The fact is, I felt incredibly ripped off after 33 hours of watching this with no resolution whatsoever.  Why bother with this, I thought.  In fact, thanks to the wrath of my girlfriend, I was ready to give this show a one-star rating.  After all, I was sour too because she woke me up in the middle of the night to express her anger - she had stayed up four hours later than normal to get to the end, because she too was addicted.  But I reconsidered, because if this show was compelling enough to make us that passionate about seeing an ending, it must have been doing something right.  And the show itself deserves at least nine stars.  But I will not give it nine, because it is false advertising.  The 4400 Complete Series is some great television, but there is nothing “complete” about this series.

The 4400. A TV show you may not have been aware of. But it was out there! (****4/10)

Thursday, May 15th, 2008

The 4400 was a series with a lot of promise.  It was out there, on TV, but it has now been cancelled.  So the only way you’ll get to see it is on DVD, and Season 4, the final season, has just been released, May 6th, by Paramount Home Entertainment.  I say it had a lot of promise, because it really was a neat idea.  Over the past however many decades, thousands of people have mysteriously vanished.  No one was able to connect these disappearances until 4400 of them are returned to Earth at the same time, obviously having been abducted by aliens.  Each of these 4400 people has a unique ability of some kind, an ability no other human has.  Telekinesis, telepathy, precognition and so forth.  But they have no recollection of their disappearance, they are disoriented and the government gets involved.

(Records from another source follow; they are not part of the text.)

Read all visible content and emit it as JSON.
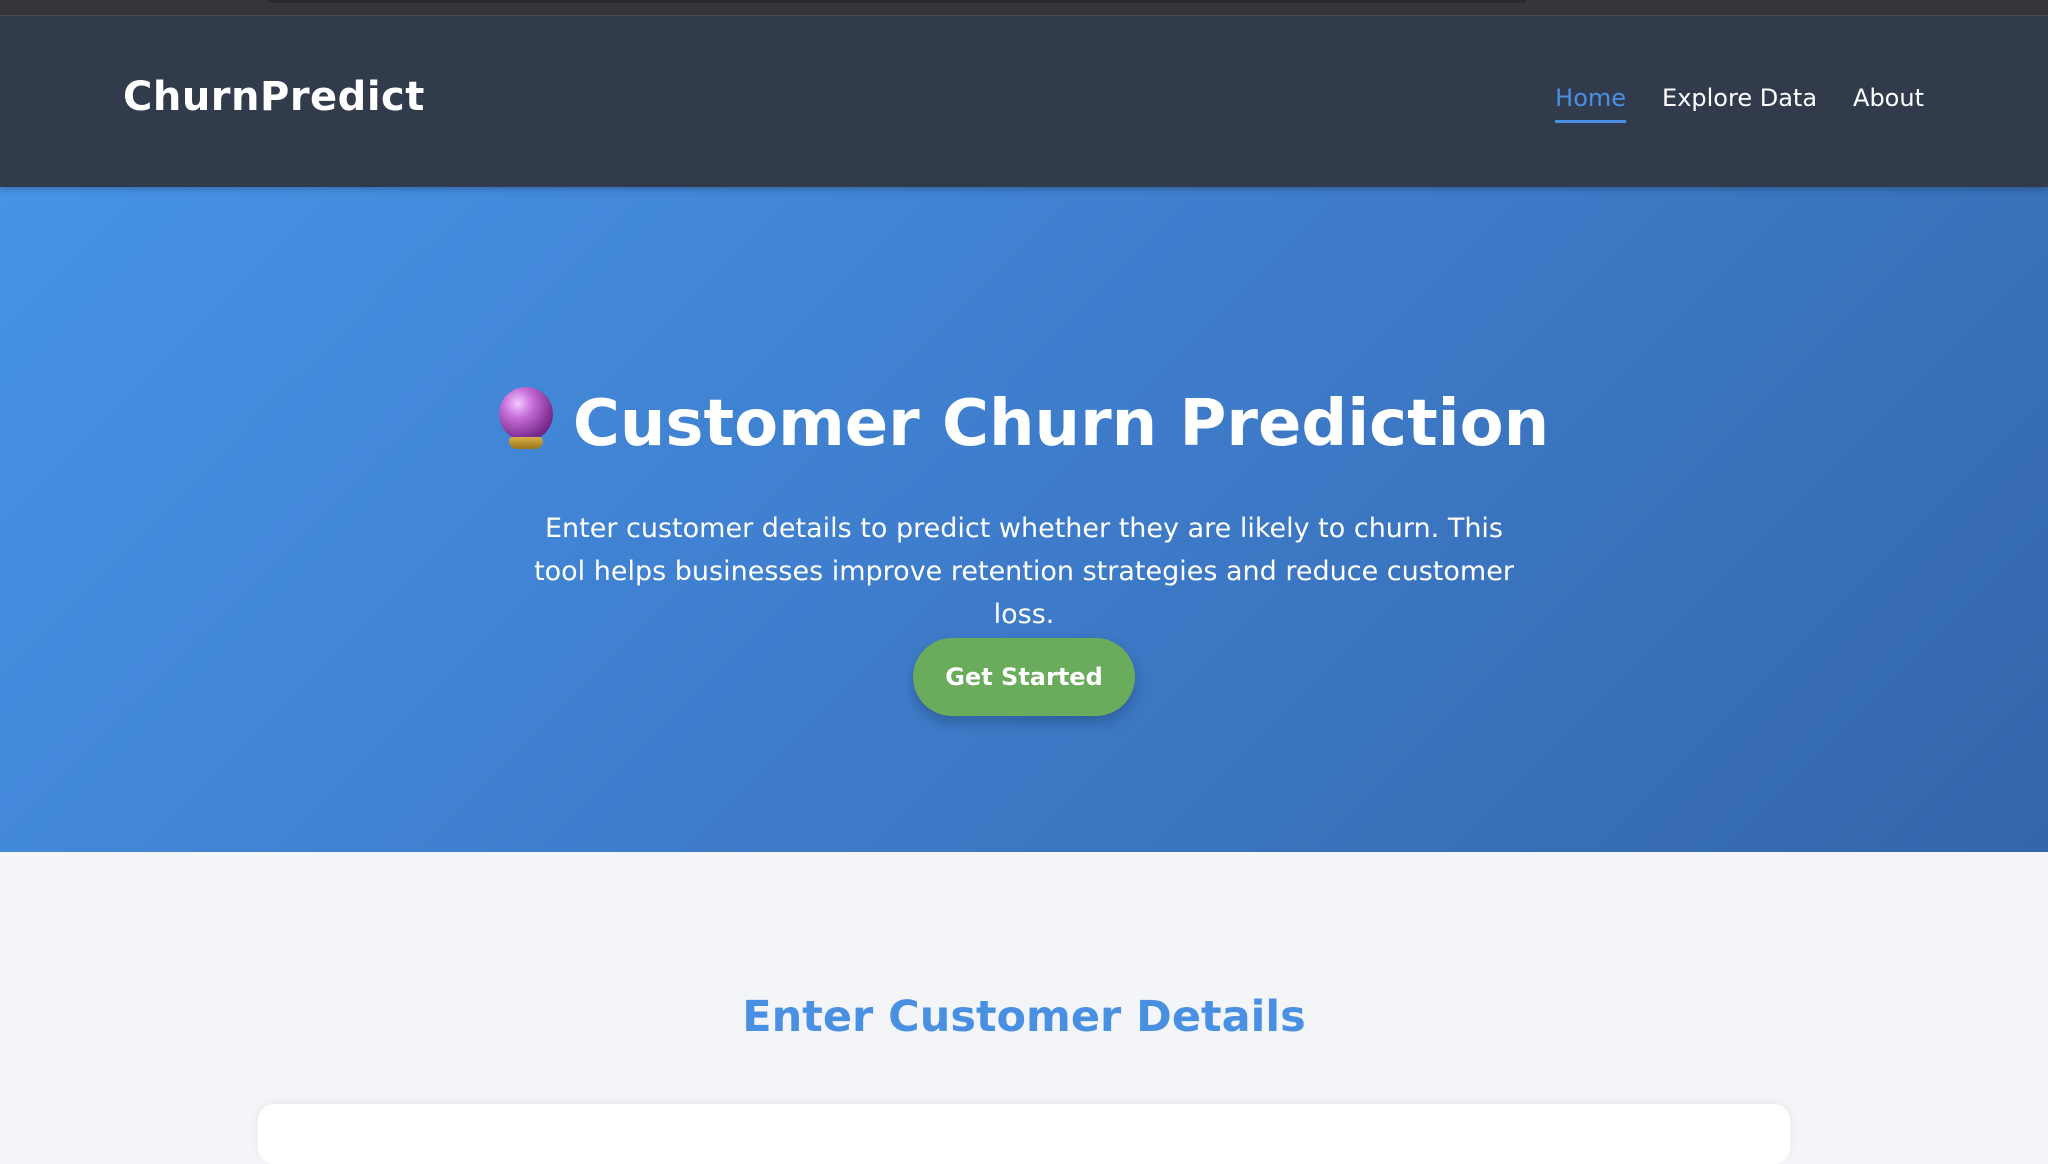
{
  "brand": {
    "name": "ChurnPredict"
  },
  "nav": {
    "items": [
      {
        "label": "Home",
        "active": true
      },
      {
        "label": "Explore Data",
        "active": false
      },
      {
        "label": "About",
        "active": false
      }
    ]
  },
  "hero": {
    "icon": "crystal-ball-icon",
    "title": "Customer Churn Prediction",
    "description": "Enter customer details to predict whether they are likely to churn. This tool helps businesses improve retention strategies and reduce customer loss.",
    "cta_label": "Get Started"
  },
  "form_section": {
    "title": "Enter Customer Details"
  },
  "colors": {
    "navbar": "#323b4c",
    "accent": "#4a90e2",
    "cta": "#6aab5c",
    "page_bg": "#f3f5f9"
  }
}
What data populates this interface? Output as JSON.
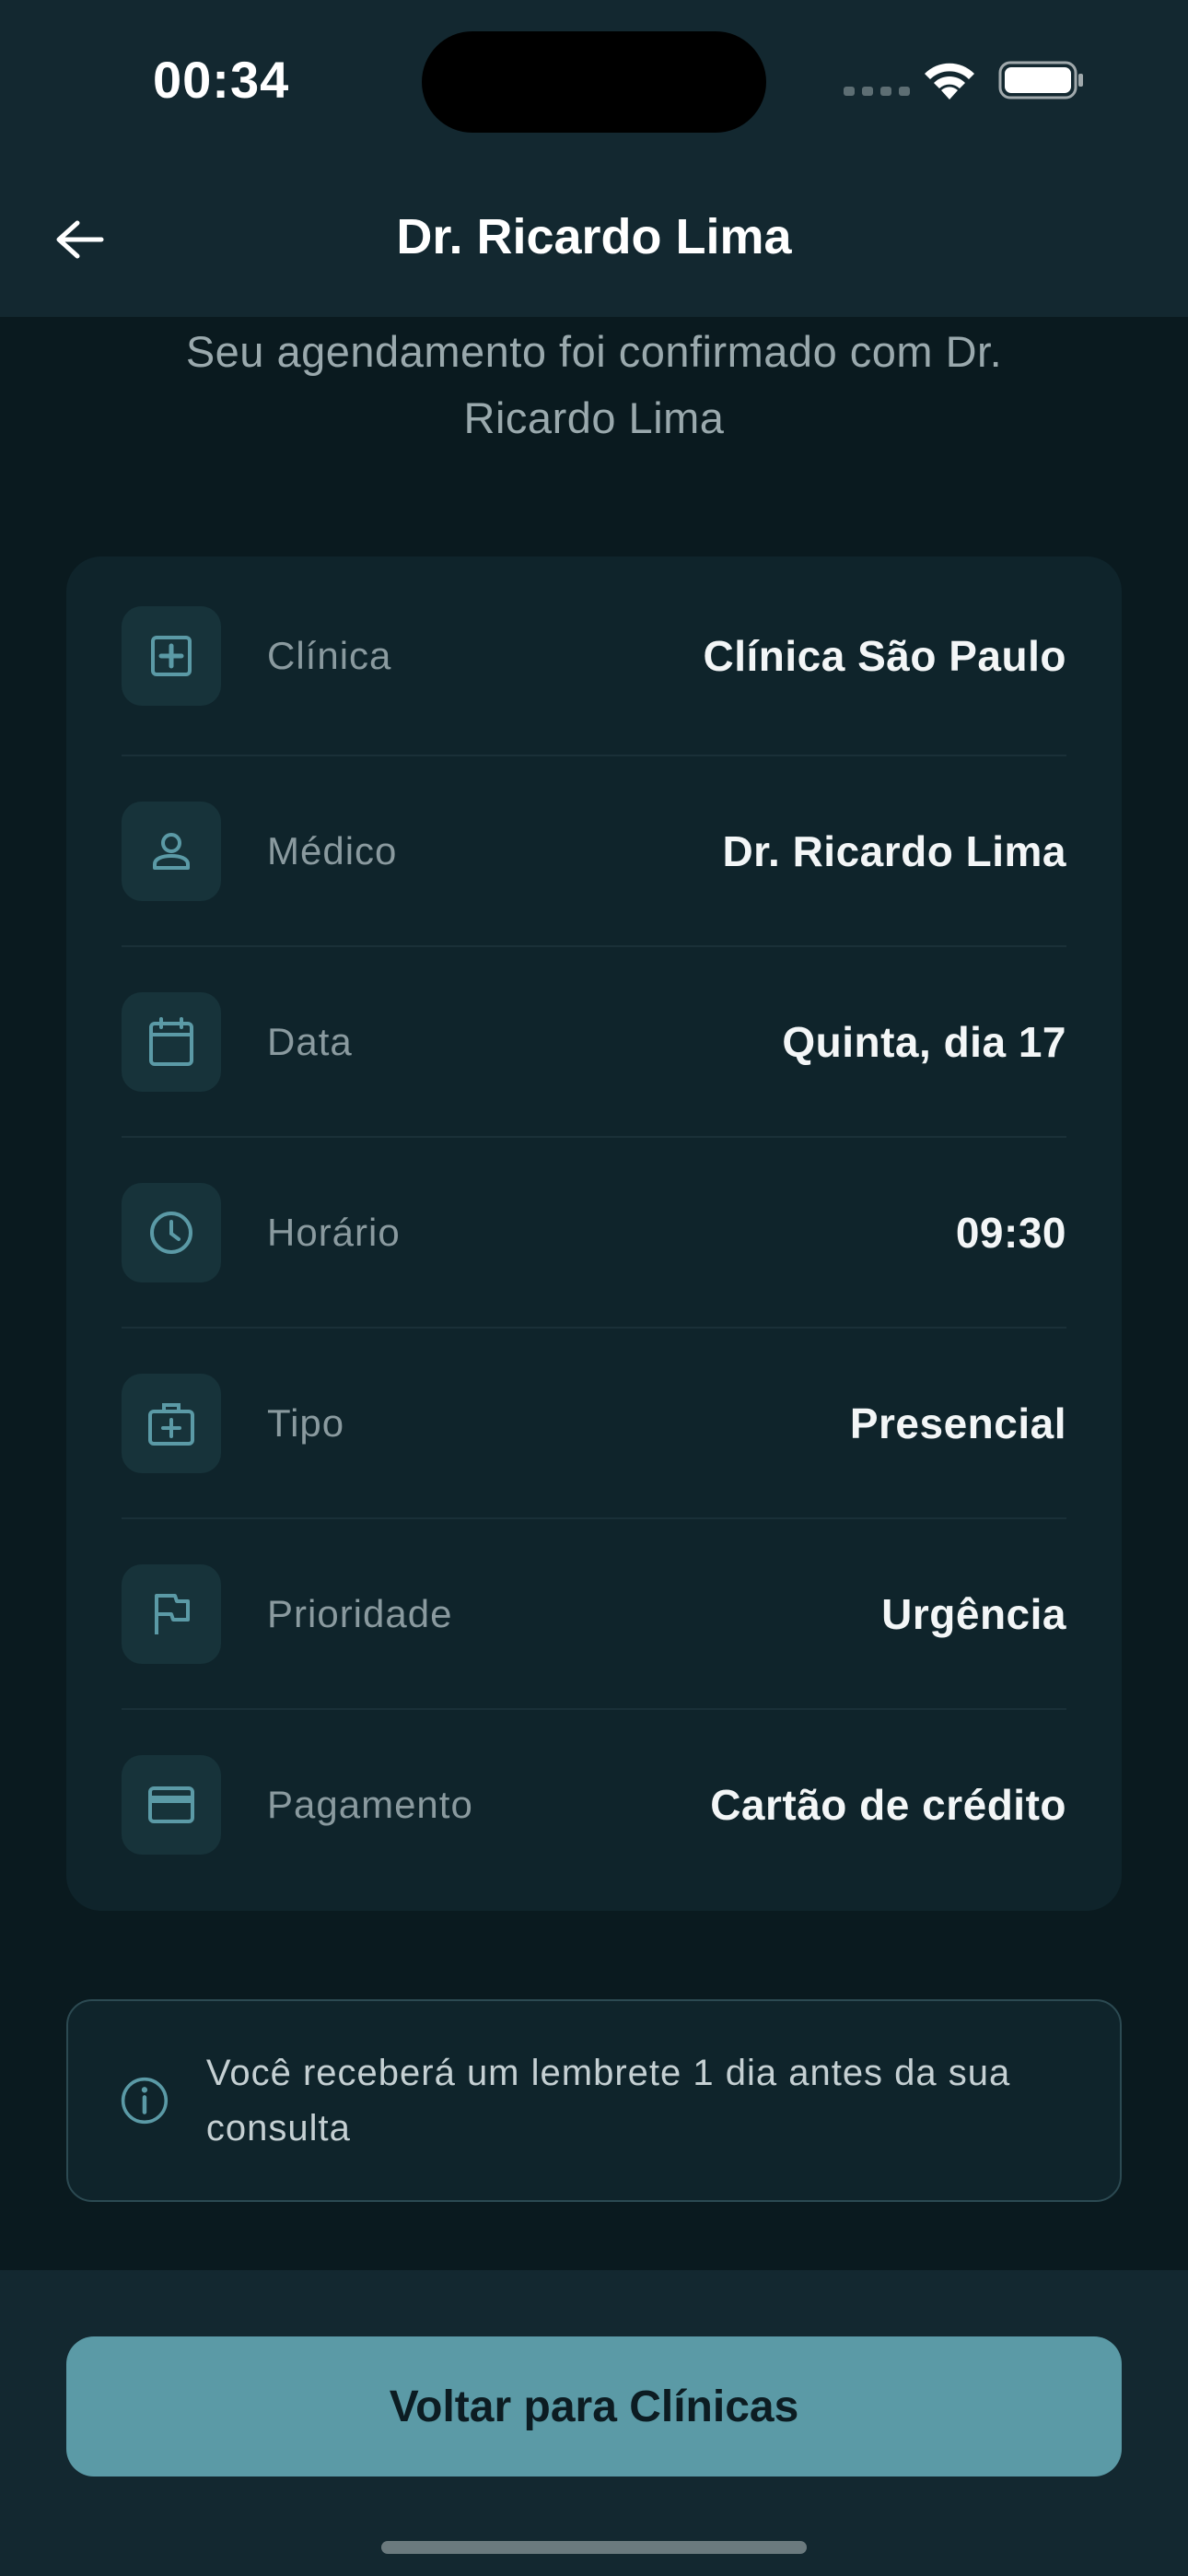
{
  "status_bar": {
    "time": "00:34"
  },
  "header": {
    "title": "Dr. Ricardo Lima",
    "back_icon": "arrow-left-icon"
  },
  "confirmation": {
    "message": "Seu agendamento foi confirmado com Dr. Ricardo Lima"
  },
  "details": [
    {
      "icon": "clinic-plus-icon",
      "label": "Clínica",
      "value": "Clínica São Paulo"
    },
    {
      "icon": "person-icon",
      "label": "Médico",
      "value": "Dr. Ricardo Lima"
    },
    {
      "icon": "calendar-icon",
      "label": "Data",
      "value": "Quinta, dia 17"
    },
    {
      "icon": "clock-icon",
      "label": "Horário",
      "value": "09:30"
    },
    {
      "icon": "medical-bag-icon",
      "label": "Tipo",
      "value": "Presencial"
    },
    {
      "icon": "flag-icon",
      "label": "Prioridade",
      "value": "Urgência"
    },
    {
      "icon": "credit-card-icon",
      "label": "Pagamento",
      "value": "Cartão de crédito"
    }
  ],
  "reminder": {
    "icon": "info-icon",
    "text": "Você receberá um lembrete 1 dia antes da sua consulta"
  },
  "actions": {
    "back_to_clinics": "Voltar para Clínicas"
  },
  "colors": {
    "background": "#0a1a1f",
    "card": "#0f242b",
    "accent": "#5b9aa6",
    "icon": "#5b9aa6"
  }
}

The government agency is called the National Threat Assessment Command (NTAC) - not exactly a great title for such an organization, is it?  But they are the ones who keep an eye on these 4400 people.  And at the end of Season One, apparently we learned that the 4400 people were NOT abducted by aliens, but in fact by human beings from the future.  And then they were sent back to Earth to help us all avoid some kind of calamity which was to come.  But…that calamity never occurred, because the show was cancelled.  It was run on the USA network, and produced by CBS Paramount Network Television.  The reason for it’s cancellation, apparently, was twofold - the writer’s strike, and budgetary problems.  Well, threefold.  There were also “lower than expected ratings”.  Fans of this show have launched a campaign aimed at the SciFi/USA network to get it back on the air, but it doesn’t look likely.

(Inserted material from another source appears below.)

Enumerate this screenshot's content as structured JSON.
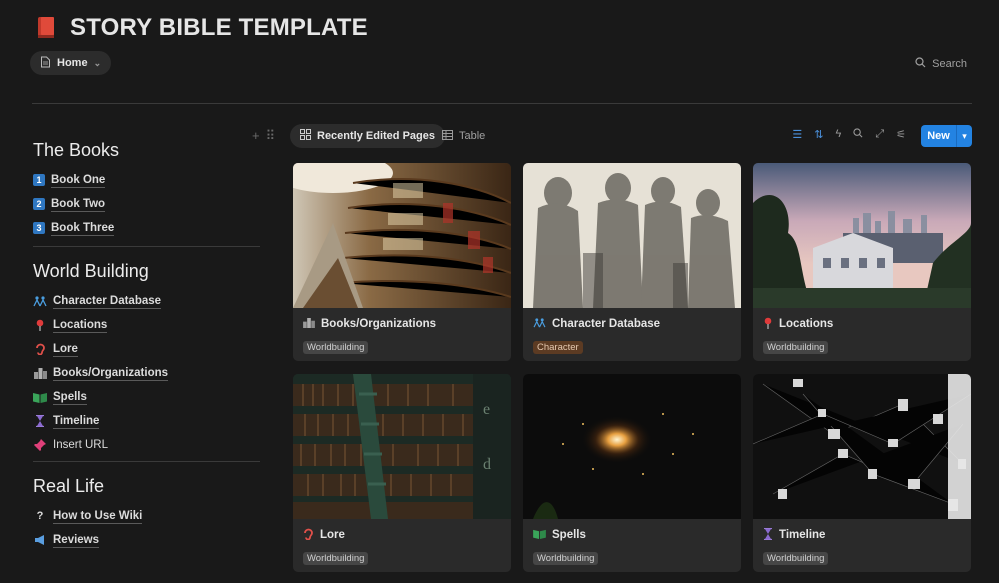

 And the reason for that is twofold.  One, this show just came at the wrong time.  And two, it just isn’t that good.  This is basically a cross between The X-Files and Lost.  The X-Files has run it’s course, and well…there already is a “Lost”.  And after two seasons, I gave up on Lost completely.  I just couldn’t be bothered to watch each episode and work my brain around it.  You had to watch every single episode of that show to know what was going on, and yet one episode did not necessarily follow the previous one.  So it wasn’t satisfying from one show to the next.  And with the 4400, this concept was taken to an extreme.  The end was never, in any way, in sight.  In season 4, the clues come toward the end of the season, but the rest of the episodes stand almost alone.  The NTAC chases down various members of the 4400, or people influenced by them, and then the episode ends.  And it seems as though you don’t really need to watch one to understand the others.

So each episode feels like a low-budget episode of the X-Files.  Or like an episode of that old show, The Outer Limits.  With some kind of greater purpose, maybe.  And it just wasn’t good enough to get a big enough audience to keep going.  I can understand why there IS a cult following here.  Once viewers had immersed themselves in this show, they would of course be desperate to find out how it ends.  But I don’t see that there would be much profit to bring it back just for those eleven people.  In fact, until this week, I had no idea this program had ever existed.  Now that I do, I will likely forget all about it in a week.